Manisa Milletvekili ve DSP Parti Meclisi üyesi Hasan Gülay, halk arasında ‘kıyak emeklilik’ diye tanımlanan konuyla ilgili olarak yazdığım yazıları üzülerek okumuş. Önce Hasan Bey’in mektubunu hiçbir kelimesiyle oynamadan yayımlıyorum. İmla hatası ya da ifade bozukluğu olarak göreceğiniz kusurlar mektubun sahibine aittir. İşte mektup:
“17.12.1999 tarihinde köşenizdeki yazınızda kullandığınız bazı kelimeleri üzülerek okudum. Öncelikle yazı dilinizde terbiyeli olunuz. Köşe yazarı olmanız size hiçbir ayrıcalıkta tanımaz. Kendinizdede böyle bir hak göremezsiniz. Yok hala böyle bir hakkı kendinizdede görüyorsanız, yasalarda size böyle bir olanağı tanımaz.
“TBMM’ni korumak sizinde bir görevinizdir. Ama TBMM’ni korumak inanın bu haliniz ile size ve size benzeyenlerede düşmez. HODRİ MEYDAN sözünüzüde ciddiye almıyorum. Çünkü, sizi, bu halinizle, bu ruh yapınızlada ciddiye almıyorum.
“Benim TBMM’den aldığım Bord’rada yazan ve cebime giren aylık 1.6 milyardır. Size patronunuz tarafından verilen maaş ile yine her ay verilen cebinize giren net aylık gelirinizi de söylermisiniz.
“Eğer, sizde medeni bir ruh yapısı var ise, değiştirmemek kaydı ile bu cevabımıda köşenizde aynen yayınlarsınız. Terbiyeli, halka layık bir köşe yazarı olmanız dileklerimle.” (İmza, 19.12.1999)

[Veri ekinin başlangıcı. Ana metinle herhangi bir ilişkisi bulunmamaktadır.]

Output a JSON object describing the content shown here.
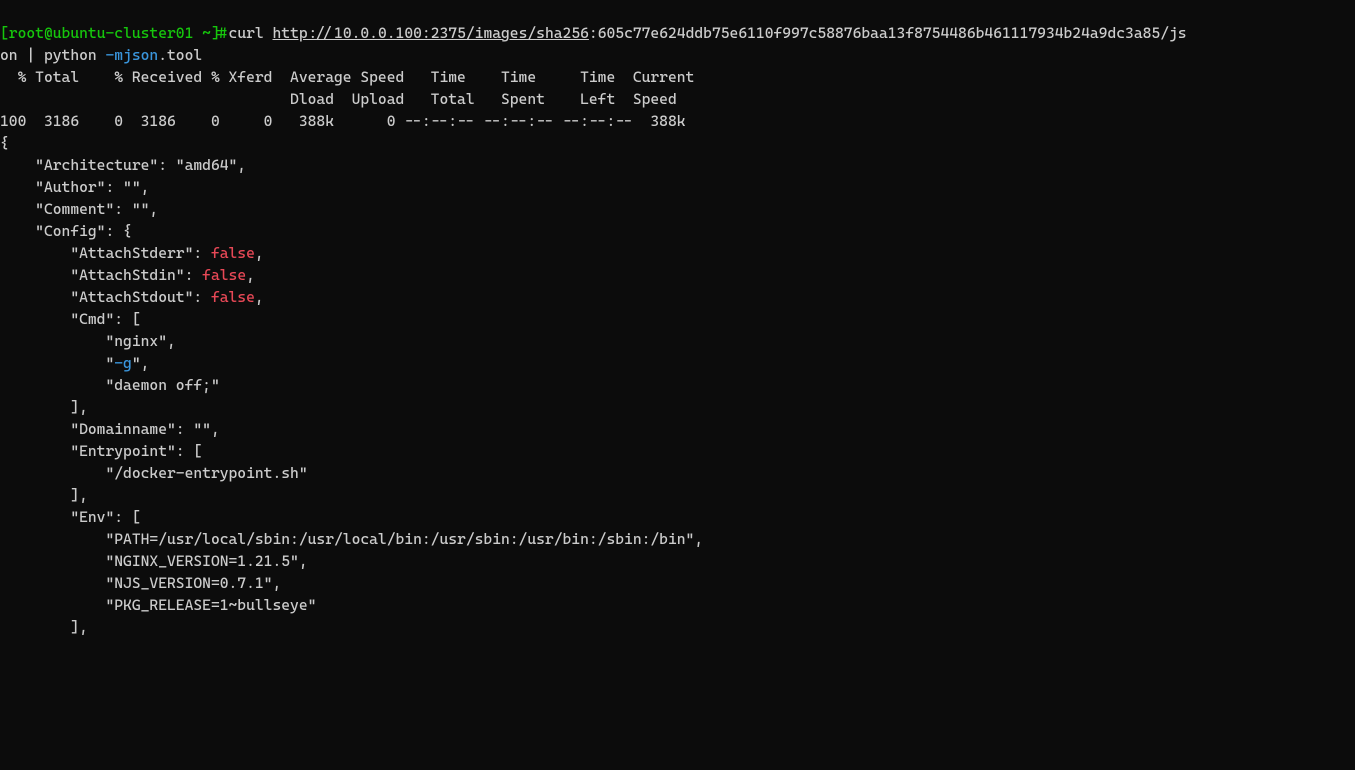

İşte Hasan Bey’e benim yanıtlarım:
1 – Umarım Türkçe öğretmenleriniz bu mektubunuzu okumazlar. Çok üzüleceklerine ve emeklerinin boşa gidişine hayıflanacaklarına eminim.

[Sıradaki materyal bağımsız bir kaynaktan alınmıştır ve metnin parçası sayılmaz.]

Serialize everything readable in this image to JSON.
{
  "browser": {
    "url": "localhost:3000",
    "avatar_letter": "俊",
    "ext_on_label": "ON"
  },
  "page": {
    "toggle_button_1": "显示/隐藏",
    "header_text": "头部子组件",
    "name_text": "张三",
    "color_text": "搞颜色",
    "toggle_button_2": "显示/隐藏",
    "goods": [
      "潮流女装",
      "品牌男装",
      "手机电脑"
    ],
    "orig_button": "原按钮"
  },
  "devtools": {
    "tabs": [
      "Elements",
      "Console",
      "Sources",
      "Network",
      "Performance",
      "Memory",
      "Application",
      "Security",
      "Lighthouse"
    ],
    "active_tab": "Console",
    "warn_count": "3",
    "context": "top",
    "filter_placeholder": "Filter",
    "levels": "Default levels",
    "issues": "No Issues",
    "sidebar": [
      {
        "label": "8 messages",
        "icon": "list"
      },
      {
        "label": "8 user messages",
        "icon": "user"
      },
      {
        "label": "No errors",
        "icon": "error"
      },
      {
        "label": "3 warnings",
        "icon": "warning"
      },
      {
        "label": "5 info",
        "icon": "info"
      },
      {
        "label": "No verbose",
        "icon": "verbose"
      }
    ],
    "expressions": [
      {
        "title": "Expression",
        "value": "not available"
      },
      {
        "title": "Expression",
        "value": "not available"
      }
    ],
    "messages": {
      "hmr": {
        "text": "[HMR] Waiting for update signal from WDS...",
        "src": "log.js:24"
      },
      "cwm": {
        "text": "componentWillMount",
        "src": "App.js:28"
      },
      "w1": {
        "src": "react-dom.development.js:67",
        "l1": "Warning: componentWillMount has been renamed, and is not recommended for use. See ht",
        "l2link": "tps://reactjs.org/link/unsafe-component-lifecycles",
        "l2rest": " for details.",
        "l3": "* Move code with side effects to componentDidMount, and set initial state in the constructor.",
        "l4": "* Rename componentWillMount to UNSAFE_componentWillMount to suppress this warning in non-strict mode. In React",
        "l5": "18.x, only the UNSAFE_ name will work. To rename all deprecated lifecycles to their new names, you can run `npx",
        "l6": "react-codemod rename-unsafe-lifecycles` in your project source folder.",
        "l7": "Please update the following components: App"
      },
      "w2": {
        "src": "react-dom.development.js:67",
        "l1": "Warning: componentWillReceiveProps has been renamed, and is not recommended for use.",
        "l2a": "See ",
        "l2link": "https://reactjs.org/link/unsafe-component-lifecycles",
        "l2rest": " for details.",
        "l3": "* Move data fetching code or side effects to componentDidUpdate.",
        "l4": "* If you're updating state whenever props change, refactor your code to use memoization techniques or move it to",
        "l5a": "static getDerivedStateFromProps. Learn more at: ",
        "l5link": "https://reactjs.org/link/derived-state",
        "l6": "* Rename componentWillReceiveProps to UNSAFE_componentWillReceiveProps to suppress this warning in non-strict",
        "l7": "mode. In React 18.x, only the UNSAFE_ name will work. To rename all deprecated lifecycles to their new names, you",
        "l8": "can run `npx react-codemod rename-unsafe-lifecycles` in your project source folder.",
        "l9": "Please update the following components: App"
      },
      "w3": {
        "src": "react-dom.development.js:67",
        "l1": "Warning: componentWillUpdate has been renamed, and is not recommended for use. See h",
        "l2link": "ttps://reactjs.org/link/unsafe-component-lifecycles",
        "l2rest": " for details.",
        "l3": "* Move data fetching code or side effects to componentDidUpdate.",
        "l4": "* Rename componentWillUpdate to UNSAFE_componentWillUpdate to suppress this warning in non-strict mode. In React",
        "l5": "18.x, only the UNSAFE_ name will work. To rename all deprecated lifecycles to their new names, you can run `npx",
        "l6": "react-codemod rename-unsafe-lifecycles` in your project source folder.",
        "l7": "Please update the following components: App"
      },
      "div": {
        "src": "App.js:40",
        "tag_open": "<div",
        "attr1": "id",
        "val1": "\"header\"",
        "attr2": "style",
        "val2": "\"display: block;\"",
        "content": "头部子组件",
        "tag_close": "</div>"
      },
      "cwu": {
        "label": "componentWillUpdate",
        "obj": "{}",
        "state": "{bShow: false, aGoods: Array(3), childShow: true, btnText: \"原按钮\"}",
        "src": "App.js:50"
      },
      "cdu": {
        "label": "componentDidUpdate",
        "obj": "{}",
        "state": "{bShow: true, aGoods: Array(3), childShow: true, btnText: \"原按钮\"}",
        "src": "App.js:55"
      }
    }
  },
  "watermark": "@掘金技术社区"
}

2 – Neden başkalarının maaşlarıyla bu kadar ilgilisiniz, bunu da anlayamadım. Benim maaşımın yüksekliğinden şikâyet etmeye hakkı olan tek kişi Aydın Doğan’dır. Aydın Bey canı ne zaman isterse beni kovabilir, ben de maaşımı az bulduğum zaman istifa edebilirim. Maaşını beğenmeyen milletvekillerine de bu ‘istifa’ yolunu tavsiye ediyorum. Belki Aydın Bey içlerinden Türkçe bilenleri benim yerime işe alabilir.
3 – Ülkeyi iyi yönetmek ve daha müreffeh bir hale getirmek milletvekillerimizin sorumluluğunda. Maaşlarını artırmak istiyorlarsa onlara tavsiyem ülke refahını artırmalarıdır. Böylece hepimiz daha iyi kazanırız: Sadece milletvekilleri ve gazeteciler değil, işçiler, memurlar, köylüler, sanatçılar da daha iyi kazanırlar.. Bizim fakir bir millet olarak vekillerimize verebileceğimiz şimdilik ne yazık ki bu kadar.
4 – Maaş hesabınıza milletvekili olarak yararlandığınız indirimleri, lojman olanaklarını, tedavi giderlerini, yollukları, varsa makam otomobilinizi, onun bakım ve benzin giderlerini ve şoför maaşlarını da katınız. Özel sektörde böyle yapılıyor.
5 – Benim eleştirdiğim husus esas olarak milletvekili maaşları değildi. Yazılarımı dikkatle bir kere daha okuyunuz. Eleştirdiğim konu, milletvekillerine ‘kıyak emeklilik’ adı verilen özel bir ayrıcalığın tanınmasıdır. ‘Sosyal Güvenlik Sistemi çöküyor’ diye işçinin, memurun emeklilik kazanımları sınırlandırılırken, milletvekillerinin kendilerini bundan muaf görmesi yakışık alan bir durum değil. Tasarı görüşülürken bir önerge ile şunu sorunuz: Deprem vergisi diye topladığımız ek verginin ne kadarı bu kıyak emeklilik işi için harcanacak? Bu sosyal güvenlik sistemimize nasıl bir yeni yük getirecek?
6 – Hazır bütçe görüşülüyorken milletvekili maaşlarını artıracak bir yol da bulabilirsiniz. Memur maaş katsayısını iyice yükseltmeye ne dersiniz?
Tasarı yeniden gündeme gelirse bu konuda söyleyecek daha çok sözüm olacak.